PREMIERE PARTIE : LA JUSTICE EST UNE GAGEURE.

Premier argument : Si la Justice existait réellement, de pays à pays, on retrouverait les mêmes lois, le même droit.

Or, le droit est relatif à la société qui le crée. C’est ce que remarque Pascal dans sa section 5 des Pensées. Ce qui déconcerte Pascal, c’est que la justice est un Absolu ; donc elle devrait donner des règles universelles ; or les lois sont relatives, changeantes de pays à pays. Et la relativité des lois humaines montre que la Justice est absente du règne humain. Ainsi Pascal déclare : « On ne voit rien de juste ou d’injuste qui ne change de qualités en changeant de climats ». L’homme ignore donc la Justice dans son droit : « Le droit a ses époques » nous dit Pascal, ou encore c’est la fameuse exclamation : « Plaisante Justice qu’une rivière borne ! Vérité au-deçà des Pyrénées ; erreur au-delà ». Et si les lois sont si différentes de pays à pays ; c’est que ce n’est pas l’idéal de la Justice qui les a inspirés, mais le hasard et le caprice des hommes. Le droit est si peu soucieux de Justice, que la Loi a même clairement dans certains cas prôné l’injuste. Ainsi Pascal écrit : « Le larcin, l’inceste, le meurtre des enfants et des pères, tout a eu sa place entre les actions vertueuses ». A la base de notre prétendue Justice, on trouve donc surtout l’influence de la coutume : «  La coutume fait toute l’équité par cette seule raison qu’elle est reçue » remarque encore Pascal. Et la loi juste aura d’autant plus du mal à s’établir que la coutume s’exerce depuis des siècles, voire plus.

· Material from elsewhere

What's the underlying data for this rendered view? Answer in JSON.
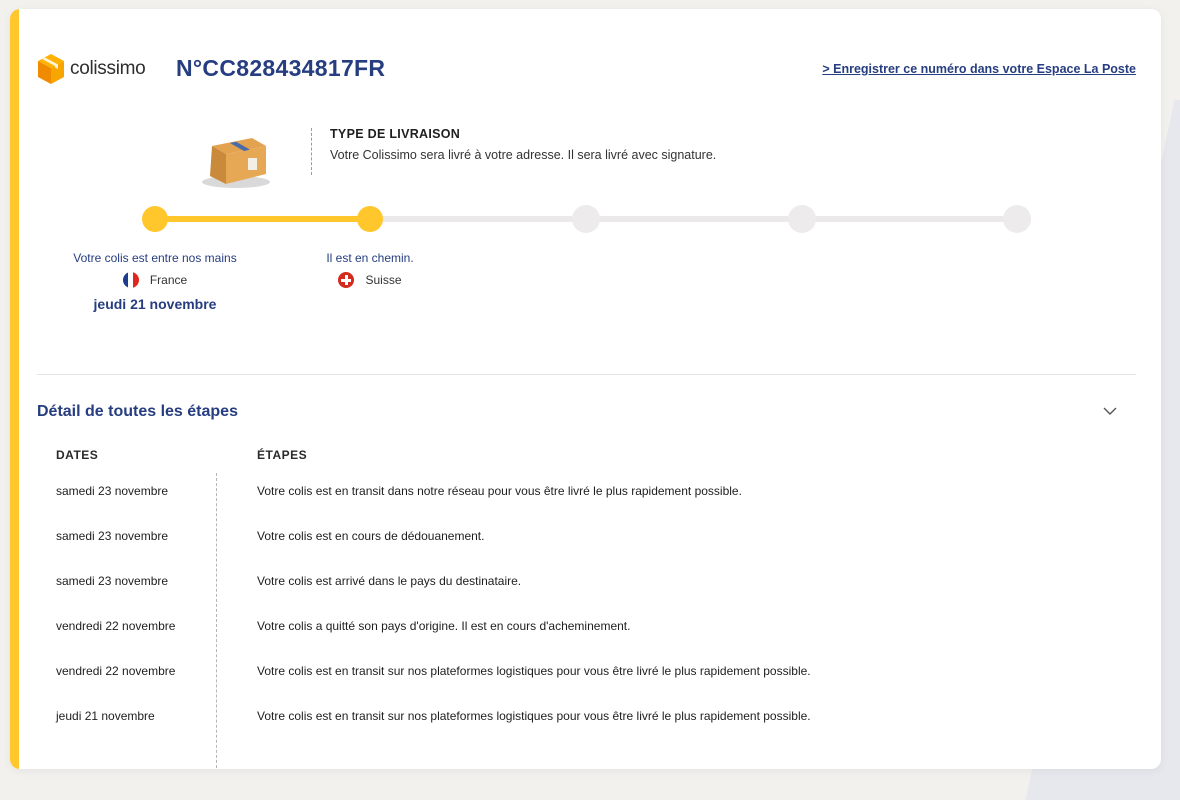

Deuxième argument : La Justice humaine est limitée, car même avec les meilleures intentions du monde, les législateurs ont la nécessité d’avoir recours à l’arbitraire et à la coutume.

C’est encore le philosophe Pascal qui a mis en relief ceci, en prenant l’exemple de la loi qui fait que l’on prend pour gouverner le fils aîné d’un roi. Prendre le fils aîné d’un roi pour monarque, n’est pas juste en soi, car ce n’est pas forcément lui le fils le plus compétent, le plus apte à l’exercice du pouvoir. Cependant, argumente Pascal, si on disait, c’est au fils le plus habile, au plus vertueux de gouverner ; tous les potentiels héritiers du trône prétendraient au pouvoir, chacun se dirait le plus à même d’exercer la charge de souverain. Par contre, être l’aîné est une qualité incontestable ; cela est net et évite les disputes et les risques de guerre civile lors des passations de pouvoir.

Ainsi conclut Pascal, à cause du dérèglement des hommes, les choses les plus déraisonnables (comme le droit d’aînesse) deviennent les plus « raisonnables », du moins les plus recommandables. La coutume du droit d’aînesse permet ainsi d’éviter d’incessants désordres, car comme le dit Pascal : « Le peuple regarde les lois comme justes à cause de leur antiquité ». Or, si l’Humanité est si déraisonnable, comment pourrait-elle instaurer le règne de la Justice ?!

Troisième argument : La Justice est une mystification, car il y a la nécessité d’en passer par la contrainte pour que les hommes se conduisent correctement en société.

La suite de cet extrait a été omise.